Our Ideas Updates

Updated Apr 2014

Jobs & Skills

We believe

Britain should be aiming to achieve full employment

Full employment means a job for everyone who wants one, including people who are often excluded from the labour market today, such as disabled people, young people and mothers of young children.

As well as supporting economic growth, full employment is vital to ensuring social inclusion and resilience.

Endorsed by chancellor George Osborne, Mar 2014

In practice, we propose that

an employment rate of around 80 per cent should be targeted, which would put the UK near the top of OECD rankings

Full employment brings wider benefits in terms of increased tax revenues and lower benefit spending, which enables more money to be spent on public services like education and health.

Achieving full employment means

we need to identify and support groups of people who are currently struggling to get and keep work

READ MORE: A job for everyone: What should full employment mean in 21st century Britain?

We propose

a job guarantee for people who have been unemployed for more than 12 months

Adopted by Labour, Sep 2011

READ MORE: Jobs for the future: The path back to full employment in the UK

Creating better jobs that work for employers and employees alike requires deep structural reforms in employment, business and skills policy.

We support

flexible working practices, such as job sharing and income smoothing

Flexible working allows more people to balance work with family and other caring commitments, reducing the number who are kept out of the jobs market by these competing demands.

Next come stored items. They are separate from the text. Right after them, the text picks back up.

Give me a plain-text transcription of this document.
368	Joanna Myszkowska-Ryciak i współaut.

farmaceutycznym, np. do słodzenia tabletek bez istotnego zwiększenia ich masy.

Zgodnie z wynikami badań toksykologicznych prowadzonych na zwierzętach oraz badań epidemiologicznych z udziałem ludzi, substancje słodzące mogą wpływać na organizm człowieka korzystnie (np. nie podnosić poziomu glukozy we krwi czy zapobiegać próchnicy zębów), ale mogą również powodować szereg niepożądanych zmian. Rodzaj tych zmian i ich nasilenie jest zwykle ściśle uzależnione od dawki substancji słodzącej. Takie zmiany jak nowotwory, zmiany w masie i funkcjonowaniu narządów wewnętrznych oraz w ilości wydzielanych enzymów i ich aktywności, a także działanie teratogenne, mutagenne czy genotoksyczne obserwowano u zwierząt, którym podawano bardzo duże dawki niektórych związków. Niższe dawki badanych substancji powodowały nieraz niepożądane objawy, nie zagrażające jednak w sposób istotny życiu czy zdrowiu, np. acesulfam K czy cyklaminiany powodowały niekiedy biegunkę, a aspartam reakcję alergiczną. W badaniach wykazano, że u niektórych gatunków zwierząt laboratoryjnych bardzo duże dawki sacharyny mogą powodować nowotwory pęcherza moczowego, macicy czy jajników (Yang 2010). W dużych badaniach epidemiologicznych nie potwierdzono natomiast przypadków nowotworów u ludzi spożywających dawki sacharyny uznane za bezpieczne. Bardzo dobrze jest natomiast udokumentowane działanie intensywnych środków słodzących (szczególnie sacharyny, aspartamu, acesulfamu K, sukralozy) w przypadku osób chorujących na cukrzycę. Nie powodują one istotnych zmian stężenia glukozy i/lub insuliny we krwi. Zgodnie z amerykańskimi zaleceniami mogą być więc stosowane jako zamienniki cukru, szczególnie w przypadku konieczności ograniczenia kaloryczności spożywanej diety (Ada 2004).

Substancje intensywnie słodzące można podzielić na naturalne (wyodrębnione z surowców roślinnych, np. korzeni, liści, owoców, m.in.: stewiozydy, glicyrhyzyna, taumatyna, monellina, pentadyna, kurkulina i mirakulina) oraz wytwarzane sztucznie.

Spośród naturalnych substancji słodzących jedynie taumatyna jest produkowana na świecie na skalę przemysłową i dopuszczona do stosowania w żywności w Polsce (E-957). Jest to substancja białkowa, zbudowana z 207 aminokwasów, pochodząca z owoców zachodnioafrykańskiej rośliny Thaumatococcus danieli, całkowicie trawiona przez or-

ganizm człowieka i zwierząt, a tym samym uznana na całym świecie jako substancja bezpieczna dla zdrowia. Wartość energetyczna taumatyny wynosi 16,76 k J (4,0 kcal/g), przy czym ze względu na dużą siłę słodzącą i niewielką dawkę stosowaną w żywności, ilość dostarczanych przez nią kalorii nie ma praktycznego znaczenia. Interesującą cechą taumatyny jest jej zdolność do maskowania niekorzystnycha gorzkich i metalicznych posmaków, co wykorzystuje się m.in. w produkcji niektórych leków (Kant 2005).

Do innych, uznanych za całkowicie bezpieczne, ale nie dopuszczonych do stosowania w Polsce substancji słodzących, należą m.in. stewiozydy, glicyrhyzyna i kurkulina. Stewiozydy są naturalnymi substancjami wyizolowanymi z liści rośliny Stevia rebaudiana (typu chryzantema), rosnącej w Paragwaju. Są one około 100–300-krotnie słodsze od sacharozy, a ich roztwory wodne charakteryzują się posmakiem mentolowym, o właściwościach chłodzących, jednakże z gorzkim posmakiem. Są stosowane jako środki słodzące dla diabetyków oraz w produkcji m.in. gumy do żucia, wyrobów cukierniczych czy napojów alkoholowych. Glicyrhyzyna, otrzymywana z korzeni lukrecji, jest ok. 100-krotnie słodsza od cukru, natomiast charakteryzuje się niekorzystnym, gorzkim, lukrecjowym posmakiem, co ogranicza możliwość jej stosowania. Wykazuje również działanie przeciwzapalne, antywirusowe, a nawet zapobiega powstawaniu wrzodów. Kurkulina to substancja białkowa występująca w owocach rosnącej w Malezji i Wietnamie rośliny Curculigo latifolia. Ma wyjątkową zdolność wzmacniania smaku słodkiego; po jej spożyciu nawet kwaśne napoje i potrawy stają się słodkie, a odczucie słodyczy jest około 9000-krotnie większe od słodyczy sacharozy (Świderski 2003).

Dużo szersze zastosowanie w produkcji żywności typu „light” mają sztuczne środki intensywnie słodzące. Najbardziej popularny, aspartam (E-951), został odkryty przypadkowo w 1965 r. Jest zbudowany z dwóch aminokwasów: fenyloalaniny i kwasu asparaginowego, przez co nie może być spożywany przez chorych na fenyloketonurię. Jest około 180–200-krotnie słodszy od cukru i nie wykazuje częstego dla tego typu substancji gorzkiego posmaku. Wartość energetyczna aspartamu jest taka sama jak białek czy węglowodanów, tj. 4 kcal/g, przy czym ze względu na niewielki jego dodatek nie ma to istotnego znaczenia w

READ MORE: The sandwich generation: Older women balancing work and care

Flexible work, including part-time work, is an important option for some workers, especially parents, and should be fairly paid and secure.

READ MORE: Who's breadwinning? Working mothers and the new face of family support

Paying a fair wage for work provides a just reward to the employee and also reduces overall reliance on benefits and tax credits.

We believe

wages for all workers should reflect gains in productivity

This would mean that workers' incomes could outstrip the cost of living in the medium term.

We believe

all firms that can afford to should pay the living wage to all their workers, whether they are direct employees or contractors

We support creating a series of living wage zones in major towns and cities to encourage local businesses to pay the living wage and raise productivity.

Adopted by Labour, April 2013

READ MORE: Beyond the bottom line: The challenges and opportunities of a living wage

Sharing the benefits and responsibilities of success in the workplace has benefits for both employees and employers.

We support

offering tax breaks to businesses that introduce profit-sharing or employee ownership schemes, so that workers can share in financial success

As well as sharing the financial reward, this kind of 'shared capitalism' can improve productivity by enabling staff to make decisions about how their company works.

READ MORE: Sharing profits and power: Harnessing employee engagement to raise company performance

Pensions provide a vital means of saving for retirement and for many people are an important part of the reward for their work, but the pensions system is currently too confusing and places all of the risk on an individual's shoulders.

We support

collective defined contribution pensions, which share the risks underlying pension investments and so provide greater security for individual savers

Endorsed by pensions minister Steve Webb, Jan 2014

READ MORE: Defining ambitions: Shaping pension reform around public attitudes

The UK faces a critical skills challenge, as the forces of globalisation and technological innovation have changed the face of the modern jobs market.

We believe in

widening access to and participation in higher education, including at our world-leading universities

Changes are required to encourage our elite universities to increase the diversity of their student intakes.

We propose

a student premium for each student enrolled from a group that is under-represented at Britain's top universities

Traditional higher education is expensive, for individual students, their families, and the public purse. Increasing the variety of higher education options would help more people to access higher education to improve their skills and knowledge.

We support

expanding the higher education market to provide more study options that are part-time, based in local areas and focused on vocational requirements

To help widen the range of options available, we support

bringing back polytechnics as high-quality, local training and education providers

Increasing variety also includes

encouraging the development of high-quality MOOCs (massive online open courses)

Maximising the potential of MOOCs to increase skills for lots of people means expanding their reach beyond traditional higher education subjects into further education and vocational areas.

READ MORE: A critical path: Securing the future of higher education in England

For many people, traditional higher education is not the right option, or not available. Unlike in the university system, there is no clear path provided for these people to make a successful transition from school to work.

Apprenticeships provide valuable on-the-job training and an important transition into work for younger people seeking vocational skills. But they are not well suited to developing older workers looking to climb the career ladder or change jobs.

We propose

apprenticeships should be reserved for young people under the age of 25

READ MORE: Rethinking apprenticeships

Too often, training services are not well matched to the demands of the job market, providing an oversupply of some skills and an undersupply of others. This is a waste of valuable resources and human potential. It also fails to support growth in the UK economy, by holding back innovation and productive improvements.

We believe

increasing the involvement of local employers and sector representatives is vital to improving the effectiveness and usefulness of further education and training

We propose

significant powers and funding for skills and active labour market programmes should be devolved to local authorities and their city-region partners

With these new powers and resources they could form partnerships between local skills providers and local businesses to enable new approaches to vocational training, apprenticeships, work experience and lifelong learning.